Everything in Python is an object and nothing is special. Python's built-in objects can be added, called, indexed, or with'd, and with a little magic, so can yours! Use of magic methods, those prefixed/suffixed with double underscores, can increase the flexibility of your code while also making it shorter and simpler.
Interactive Introspection with `ls`
By: Aly Sivji
Experience Level: Novice

Walkthrough of `python-ls`, a new utility that allows users to interactively introspect Python objects.
57 Python enthusiasts attended this meeting.

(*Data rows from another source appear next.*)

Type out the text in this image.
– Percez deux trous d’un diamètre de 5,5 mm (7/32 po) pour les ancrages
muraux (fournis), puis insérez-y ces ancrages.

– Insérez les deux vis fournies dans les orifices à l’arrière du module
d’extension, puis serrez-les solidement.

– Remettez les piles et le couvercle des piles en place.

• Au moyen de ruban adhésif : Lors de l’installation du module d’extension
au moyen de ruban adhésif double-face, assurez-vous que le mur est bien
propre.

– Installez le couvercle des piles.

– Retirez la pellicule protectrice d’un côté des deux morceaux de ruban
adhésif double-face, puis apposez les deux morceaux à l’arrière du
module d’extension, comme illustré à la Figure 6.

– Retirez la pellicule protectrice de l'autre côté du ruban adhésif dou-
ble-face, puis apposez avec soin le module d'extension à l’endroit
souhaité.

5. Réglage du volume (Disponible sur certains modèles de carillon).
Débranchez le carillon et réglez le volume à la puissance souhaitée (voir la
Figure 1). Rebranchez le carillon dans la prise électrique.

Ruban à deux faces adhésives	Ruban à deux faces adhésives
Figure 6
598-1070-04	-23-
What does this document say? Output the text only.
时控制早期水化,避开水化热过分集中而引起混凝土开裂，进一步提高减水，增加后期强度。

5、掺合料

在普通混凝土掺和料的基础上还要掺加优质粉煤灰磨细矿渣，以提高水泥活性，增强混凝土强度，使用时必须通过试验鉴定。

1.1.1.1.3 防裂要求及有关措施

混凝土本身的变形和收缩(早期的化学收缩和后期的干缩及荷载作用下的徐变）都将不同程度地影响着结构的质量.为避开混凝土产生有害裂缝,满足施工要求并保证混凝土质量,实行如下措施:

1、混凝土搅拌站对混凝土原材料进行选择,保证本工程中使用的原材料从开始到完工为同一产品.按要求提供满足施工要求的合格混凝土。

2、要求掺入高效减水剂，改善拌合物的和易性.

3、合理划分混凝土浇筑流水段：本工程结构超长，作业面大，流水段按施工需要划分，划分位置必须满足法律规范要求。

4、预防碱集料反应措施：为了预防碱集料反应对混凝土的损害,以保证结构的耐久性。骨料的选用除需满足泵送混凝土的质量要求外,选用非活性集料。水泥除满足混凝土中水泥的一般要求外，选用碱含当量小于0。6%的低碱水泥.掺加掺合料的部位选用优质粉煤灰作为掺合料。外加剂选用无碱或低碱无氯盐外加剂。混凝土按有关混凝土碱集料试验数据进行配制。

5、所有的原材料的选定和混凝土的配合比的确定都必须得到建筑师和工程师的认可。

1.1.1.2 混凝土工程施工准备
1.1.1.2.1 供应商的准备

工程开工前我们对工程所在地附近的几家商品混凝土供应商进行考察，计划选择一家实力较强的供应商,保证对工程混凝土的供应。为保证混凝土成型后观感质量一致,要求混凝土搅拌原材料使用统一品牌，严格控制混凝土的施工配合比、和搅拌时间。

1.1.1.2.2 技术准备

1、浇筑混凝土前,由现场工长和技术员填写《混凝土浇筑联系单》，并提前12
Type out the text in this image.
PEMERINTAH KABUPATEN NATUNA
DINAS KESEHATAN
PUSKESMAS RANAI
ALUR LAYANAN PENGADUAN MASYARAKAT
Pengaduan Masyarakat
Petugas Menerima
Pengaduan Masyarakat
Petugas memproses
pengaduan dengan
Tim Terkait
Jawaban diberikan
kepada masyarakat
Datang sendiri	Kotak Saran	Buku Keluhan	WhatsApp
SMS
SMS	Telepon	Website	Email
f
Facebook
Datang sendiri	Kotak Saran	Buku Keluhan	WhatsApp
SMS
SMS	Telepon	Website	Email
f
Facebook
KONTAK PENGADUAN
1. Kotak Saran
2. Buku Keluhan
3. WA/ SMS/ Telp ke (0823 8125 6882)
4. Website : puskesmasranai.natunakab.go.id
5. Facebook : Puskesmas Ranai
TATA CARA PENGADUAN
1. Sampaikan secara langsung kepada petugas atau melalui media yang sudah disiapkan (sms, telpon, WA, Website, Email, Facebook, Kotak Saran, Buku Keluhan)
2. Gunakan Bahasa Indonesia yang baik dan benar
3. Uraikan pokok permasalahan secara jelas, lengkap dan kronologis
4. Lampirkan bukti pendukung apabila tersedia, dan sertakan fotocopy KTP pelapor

Thu, Jul 12 2018 at 06:00 PM at Telnyx

Data Classes in Python 3.7: Why and How do They Compare to Existing Solutions?
By: Brian Stempin, Yiu Ming Huynh
Experience Level: Intermediate

Python prides itself on being a language where “There should be one – and preferably only one – obvious way to do it” (PEP 20). One place where this isn’t really true is when it comes to the question of how to store data. There are several options: dictionaries, tuples, named tuples, vanilla Python classes, and Python classes decorated with the attrs library. PEP 557 adds a new way: Data classes. In this talk we will compare and contrast each approach, give listeners a way to figure out which one is best for their particular project, and share some performance metrics for those who are concerned with speed and memory footprints.
Python 3.7 Below the Fold: `mock.seal`
By: Aly Sivji
Experience Level: Intermediate

`unittest.mock` provides a flexible implementation of mock objects we can use to write isolated unit tests. In this lightning talk, we will explore the new `mock.seal()` function that was added in Python 3.7.
Intro to SaltStack
By: Erik Johnson
Experience Level: Novice

SaltStack is open-source software for modern IT automation. The project was created in 2012 and today is used by tens of thousands of DevOps and enterprise IT organizations to automate the management of data center infrastructure and application environments. With its core remote-execution functionality, it is flexible enough to run shell commands, perform configuration management tasks, orchestration, and more. Erik Johnson, a SaltStack core developer and Chicago-area native, will demo the basics of how to get started using Salt, as well as how to use its powerful event bus for automation tasks.
177 Python enthusiasts attended this meeting.

Thu, Jun 14 2018 at 05:30 PM at TEKsystems

267 Python enthusiasts attended this meeting.